Using realistic parameters (an initial projectile velocity of 0.1 m/s, a target density of 1280 kg/m3 , and 10% of Earth’s gravitational field) we find that the lander does not sink into the asteroid surface. Instead, it bounces off but is captured by the gravitational field of the asteroid, meaning it does not escape and fly off into space. Our simulations show a series of bounces on the surface as illustrated by the figure to the right. Due to the short duration of the project and the computational expenses of each run, longer simulations could not be carried out. However, we note that the bounce height decreases with each bounce, indicating that the lander will eventually come to rest.

(Note: Longer simulations are subjected to numerical effects once the density waves have traversed through the entire target. Reflection of waves can then occur which leads to an oscillation of the surface. This is a numerical effect and not realistic but leads to the seemingly sharp decrease of bounce height after the second impact as well as the slightly increased bounce height after the 5th bounce. Unfortunately, limited time and computer resources did not enable us to increase the target size to minimise this effect.)

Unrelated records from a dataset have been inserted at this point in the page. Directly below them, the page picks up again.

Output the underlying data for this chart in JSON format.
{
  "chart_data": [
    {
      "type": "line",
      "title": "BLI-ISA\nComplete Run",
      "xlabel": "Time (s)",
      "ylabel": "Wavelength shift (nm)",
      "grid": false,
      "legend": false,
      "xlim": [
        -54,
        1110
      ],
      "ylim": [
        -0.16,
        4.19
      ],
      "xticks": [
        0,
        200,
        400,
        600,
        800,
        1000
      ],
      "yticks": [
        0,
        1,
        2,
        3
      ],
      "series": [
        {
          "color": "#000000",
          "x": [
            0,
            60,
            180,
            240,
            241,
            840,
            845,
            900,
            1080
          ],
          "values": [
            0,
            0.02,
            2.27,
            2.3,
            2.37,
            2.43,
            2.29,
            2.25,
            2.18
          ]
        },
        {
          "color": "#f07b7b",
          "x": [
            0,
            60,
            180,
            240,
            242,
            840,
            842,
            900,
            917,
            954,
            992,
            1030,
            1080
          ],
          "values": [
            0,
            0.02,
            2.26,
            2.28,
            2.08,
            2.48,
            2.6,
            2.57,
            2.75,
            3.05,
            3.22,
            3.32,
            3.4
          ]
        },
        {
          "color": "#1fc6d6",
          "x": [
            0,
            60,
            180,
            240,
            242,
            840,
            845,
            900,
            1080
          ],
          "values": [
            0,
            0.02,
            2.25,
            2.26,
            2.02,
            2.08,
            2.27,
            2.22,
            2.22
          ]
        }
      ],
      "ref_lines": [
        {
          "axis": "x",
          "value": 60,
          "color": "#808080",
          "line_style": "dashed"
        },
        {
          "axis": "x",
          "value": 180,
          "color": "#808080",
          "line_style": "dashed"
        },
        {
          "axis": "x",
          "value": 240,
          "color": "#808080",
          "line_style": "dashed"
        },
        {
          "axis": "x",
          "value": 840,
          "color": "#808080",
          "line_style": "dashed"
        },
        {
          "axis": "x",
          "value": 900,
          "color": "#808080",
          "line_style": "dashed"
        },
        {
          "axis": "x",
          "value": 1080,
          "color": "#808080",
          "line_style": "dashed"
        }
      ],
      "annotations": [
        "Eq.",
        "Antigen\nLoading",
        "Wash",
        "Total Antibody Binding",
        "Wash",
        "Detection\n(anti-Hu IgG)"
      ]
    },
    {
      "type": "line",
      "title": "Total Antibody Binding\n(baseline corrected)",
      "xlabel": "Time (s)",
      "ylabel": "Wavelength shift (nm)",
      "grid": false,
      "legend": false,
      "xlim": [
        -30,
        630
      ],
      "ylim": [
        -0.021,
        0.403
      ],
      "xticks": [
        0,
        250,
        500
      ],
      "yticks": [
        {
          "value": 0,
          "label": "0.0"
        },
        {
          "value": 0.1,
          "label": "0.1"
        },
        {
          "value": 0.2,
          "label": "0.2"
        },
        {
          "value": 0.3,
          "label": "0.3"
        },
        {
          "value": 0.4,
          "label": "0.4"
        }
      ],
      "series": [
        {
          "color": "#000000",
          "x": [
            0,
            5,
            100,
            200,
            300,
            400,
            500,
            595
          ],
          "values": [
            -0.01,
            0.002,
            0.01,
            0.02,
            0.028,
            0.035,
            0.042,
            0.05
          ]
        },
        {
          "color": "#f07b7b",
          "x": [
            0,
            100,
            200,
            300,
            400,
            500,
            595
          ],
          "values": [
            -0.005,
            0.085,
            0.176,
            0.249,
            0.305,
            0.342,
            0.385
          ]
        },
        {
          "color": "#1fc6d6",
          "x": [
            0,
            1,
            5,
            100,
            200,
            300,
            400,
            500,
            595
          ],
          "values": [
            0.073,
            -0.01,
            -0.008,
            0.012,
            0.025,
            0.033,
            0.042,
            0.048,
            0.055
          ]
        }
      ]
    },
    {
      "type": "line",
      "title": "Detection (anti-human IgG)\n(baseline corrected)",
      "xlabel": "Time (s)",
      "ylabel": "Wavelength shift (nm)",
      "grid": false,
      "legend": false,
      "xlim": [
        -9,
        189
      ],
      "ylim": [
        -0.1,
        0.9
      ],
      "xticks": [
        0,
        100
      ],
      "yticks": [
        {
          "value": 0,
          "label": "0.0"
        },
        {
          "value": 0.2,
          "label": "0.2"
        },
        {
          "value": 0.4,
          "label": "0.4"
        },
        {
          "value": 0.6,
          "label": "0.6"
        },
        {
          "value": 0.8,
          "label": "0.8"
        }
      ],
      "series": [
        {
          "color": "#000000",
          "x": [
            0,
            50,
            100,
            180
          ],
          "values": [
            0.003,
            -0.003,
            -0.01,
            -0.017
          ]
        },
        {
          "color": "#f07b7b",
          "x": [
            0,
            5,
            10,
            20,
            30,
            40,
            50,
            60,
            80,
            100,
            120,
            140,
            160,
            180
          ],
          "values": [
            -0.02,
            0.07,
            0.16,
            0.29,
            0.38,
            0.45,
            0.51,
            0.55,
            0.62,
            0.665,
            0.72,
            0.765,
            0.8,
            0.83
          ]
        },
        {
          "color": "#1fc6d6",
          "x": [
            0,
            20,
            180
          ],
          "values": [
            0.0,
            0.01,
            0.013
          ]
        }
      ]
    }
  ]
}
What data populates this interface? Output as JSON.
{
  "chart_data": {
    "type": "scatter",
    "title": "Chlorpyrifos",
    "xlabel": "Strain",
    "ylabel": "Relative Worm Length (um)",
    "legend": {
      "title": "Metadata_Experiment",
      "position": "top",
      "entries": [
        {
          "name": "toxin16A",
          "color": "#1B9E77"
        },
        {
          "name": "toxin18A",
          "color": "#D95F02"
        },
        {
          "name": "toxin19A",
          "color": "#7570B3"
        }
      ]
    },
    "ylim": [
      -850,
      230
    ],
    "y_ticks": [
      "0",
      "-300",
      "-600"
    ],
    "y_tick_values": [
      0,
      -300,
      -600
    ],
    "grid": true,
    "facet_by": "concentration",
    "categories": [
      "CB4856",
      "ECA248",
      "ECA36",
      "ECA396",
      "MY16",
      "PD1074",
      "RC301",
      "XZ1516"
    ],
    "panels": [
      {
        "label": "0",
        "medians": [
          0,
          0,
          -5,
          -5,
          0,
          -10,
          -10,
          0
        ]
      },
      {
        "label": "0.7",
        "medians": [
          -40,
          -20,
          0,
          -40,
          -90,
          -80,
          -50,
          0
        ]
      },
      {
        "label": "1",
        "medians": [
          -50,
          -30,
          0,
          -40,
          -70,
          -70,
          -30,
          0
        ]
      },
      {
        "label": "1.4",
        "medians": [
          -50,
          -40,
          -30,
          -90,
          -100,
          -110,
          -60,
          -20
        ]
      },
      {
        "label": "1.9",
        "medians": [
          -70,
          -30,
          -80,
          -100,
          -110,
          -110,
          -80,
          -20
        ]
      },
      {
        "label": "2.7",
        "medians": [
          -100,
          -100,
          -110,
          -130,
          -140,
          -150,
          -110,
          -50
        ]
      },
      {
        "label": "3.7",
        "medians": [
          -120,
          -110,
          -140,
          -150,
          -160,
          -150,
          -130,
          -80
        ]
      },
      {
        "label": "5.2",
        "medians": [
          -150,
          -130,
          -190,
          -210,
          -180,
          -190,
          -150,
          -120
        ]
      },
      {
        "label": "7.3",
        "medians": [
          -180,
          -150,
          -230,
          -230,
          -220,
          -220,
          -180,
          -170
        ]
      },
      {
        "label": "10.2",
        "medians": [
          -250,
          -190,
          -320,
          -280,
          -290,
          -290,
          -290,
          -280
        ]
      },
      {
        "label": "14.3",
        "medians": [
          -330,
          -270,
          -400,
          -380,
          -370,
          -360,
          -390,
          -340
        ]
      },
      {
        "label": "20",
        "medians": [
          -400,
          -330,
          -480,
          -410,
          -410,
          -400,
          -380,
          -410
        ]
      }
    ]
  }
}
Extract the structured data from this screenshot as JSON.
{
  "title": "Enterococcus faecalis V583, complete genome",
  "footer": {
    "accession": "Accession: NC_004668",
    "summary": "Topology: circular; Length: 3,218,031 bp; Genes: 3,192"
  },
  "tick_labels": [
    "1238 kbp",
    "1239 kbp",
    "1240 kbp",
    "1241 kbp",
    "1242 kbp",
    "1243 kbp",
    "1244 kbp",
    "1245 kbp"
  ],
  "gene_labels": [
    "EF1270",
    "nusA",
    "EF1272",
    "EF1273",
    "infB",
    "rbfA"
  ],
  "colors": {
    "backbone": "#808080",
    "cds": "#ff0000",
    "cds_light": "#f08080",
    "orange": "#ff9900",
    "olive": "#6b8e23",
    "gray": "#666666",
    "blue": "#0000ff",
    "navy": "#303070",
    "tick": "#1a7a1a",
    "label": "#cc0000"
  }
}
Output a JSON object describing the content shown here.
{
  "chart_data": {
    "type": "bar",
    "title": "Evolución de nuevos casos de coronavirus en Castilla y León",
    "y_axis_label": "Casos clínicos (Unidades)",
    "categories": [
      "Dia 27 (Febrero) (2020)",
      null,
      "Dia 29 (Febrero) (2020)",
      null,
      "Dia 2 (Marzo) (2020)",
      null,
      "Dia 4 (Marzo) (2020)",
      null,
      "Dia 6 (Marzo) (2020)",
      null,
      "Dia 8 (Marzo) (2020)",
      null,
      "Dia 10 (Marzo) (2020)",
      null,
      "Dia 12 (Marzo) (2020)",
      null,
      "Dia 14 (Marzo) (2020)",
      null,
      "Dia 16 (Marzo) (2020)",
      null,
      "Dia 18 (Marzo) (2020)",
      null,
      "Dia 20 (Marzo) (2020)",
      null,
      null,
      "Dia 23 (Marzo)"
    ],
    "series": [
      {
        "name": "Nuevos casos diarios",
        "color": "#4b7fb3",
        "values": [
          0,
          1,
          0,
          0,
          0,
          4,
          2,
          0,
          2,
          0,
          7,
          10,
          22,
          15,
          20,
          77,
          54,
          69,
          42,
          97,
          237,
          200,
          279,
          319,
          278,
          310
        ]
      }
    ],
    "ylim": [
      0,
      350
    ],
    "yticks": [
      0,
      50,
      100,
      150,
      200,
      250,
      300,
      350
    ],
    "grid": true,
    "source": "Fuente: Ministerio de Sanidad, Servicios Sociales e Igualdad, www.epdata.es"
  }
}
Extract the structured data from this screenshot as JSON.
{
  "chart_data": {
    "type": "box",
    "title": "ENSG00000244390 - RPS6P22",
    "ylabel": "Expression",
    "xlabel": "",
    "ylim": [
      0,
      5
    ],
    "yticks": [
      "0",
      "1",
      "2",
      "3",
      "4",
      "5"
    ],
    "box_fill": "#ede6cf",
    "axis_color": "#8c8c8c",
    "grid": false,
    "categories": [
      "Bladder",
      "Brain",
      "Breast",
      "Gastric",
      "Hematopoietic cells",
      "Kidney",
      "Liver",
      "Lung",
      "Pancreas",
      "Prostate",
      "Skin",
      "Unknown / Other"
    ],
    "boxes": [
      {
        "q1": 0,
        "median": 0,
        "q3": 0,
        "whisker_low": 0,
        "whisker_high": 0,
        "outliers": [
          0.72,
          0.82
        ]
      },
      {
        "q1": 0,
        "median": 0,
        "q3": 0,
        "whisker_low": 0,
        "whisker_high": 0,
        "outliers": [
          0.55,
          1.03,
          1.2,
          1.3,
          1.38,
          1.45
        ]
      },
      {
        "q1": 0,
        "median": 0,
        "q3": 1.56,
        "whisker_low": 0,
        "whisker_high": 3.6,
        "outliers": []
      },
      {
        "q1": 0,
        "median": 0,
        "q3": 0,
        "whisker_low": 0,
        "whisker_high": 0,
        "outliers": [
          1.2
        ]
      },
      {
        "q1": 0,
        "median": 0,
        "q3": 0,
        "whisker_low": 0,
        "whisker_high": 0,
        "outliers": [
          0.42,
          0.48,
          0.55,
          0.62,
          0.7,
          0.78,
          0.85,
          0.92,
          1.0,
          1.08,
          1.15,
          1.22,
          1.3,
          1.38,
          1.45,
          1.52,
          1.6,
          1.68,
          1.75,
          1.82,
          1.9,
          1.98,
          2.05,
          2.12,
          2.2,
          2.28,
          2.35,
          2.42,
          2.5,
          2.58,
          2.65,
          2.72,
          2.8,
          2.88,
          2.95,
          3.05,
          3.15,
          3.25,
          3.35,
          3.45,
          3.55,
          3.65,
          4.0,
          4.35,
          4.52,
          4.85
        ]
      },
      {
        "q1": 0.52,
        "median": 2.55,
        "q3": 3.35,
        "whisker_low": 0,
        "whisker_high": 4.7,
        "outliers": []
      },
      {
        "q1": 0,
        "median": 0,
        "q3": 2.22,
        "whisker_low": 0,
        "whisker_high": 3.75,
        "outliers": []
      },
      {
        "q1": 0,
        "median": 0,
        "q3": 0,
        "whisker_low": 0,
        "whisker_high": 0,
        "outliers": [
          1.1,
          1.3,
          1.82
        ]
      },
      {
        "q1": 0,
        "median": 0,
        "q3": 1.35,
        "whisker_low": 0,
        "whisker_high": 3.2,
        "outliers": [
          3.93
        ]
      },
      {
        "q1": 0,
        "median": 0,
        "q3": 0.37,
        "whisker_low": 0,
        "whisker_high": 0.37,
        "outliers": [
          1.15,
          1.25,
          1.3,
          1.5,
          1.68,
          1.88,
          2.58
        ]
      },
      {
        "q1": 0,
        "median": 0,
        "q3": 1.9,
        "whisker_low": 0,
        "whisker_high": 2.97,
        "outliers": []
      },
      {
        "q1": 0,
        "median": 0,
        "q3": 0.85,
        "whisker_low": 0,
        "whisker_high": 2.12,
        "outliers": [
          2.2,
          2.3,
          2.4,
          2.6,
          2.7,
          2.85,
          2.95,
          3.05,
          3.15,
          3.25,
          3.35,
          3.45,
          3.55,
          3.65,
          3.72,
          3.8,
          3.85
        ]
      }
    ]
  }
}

Height of the lander’s centre of mass above the
asteroid’s surface as a function of time.
Six impacts were simulated.

Simulation Visualisations

Impact of a horizontally elongated rectangle with an
initial velocity of -10 m/s in y-direction.

Impact of a rectangle with an initial velocity of -10 m/s
in y-direction.

Impact of a rotated lander with an initial velocity of -3 m/s in y-direction.

Impact of a rotated lander with an initial velocity of -13.5 m/s in y-direction.

Impact of a rotated lander with an initial velocity of -50 m/s in y-direction.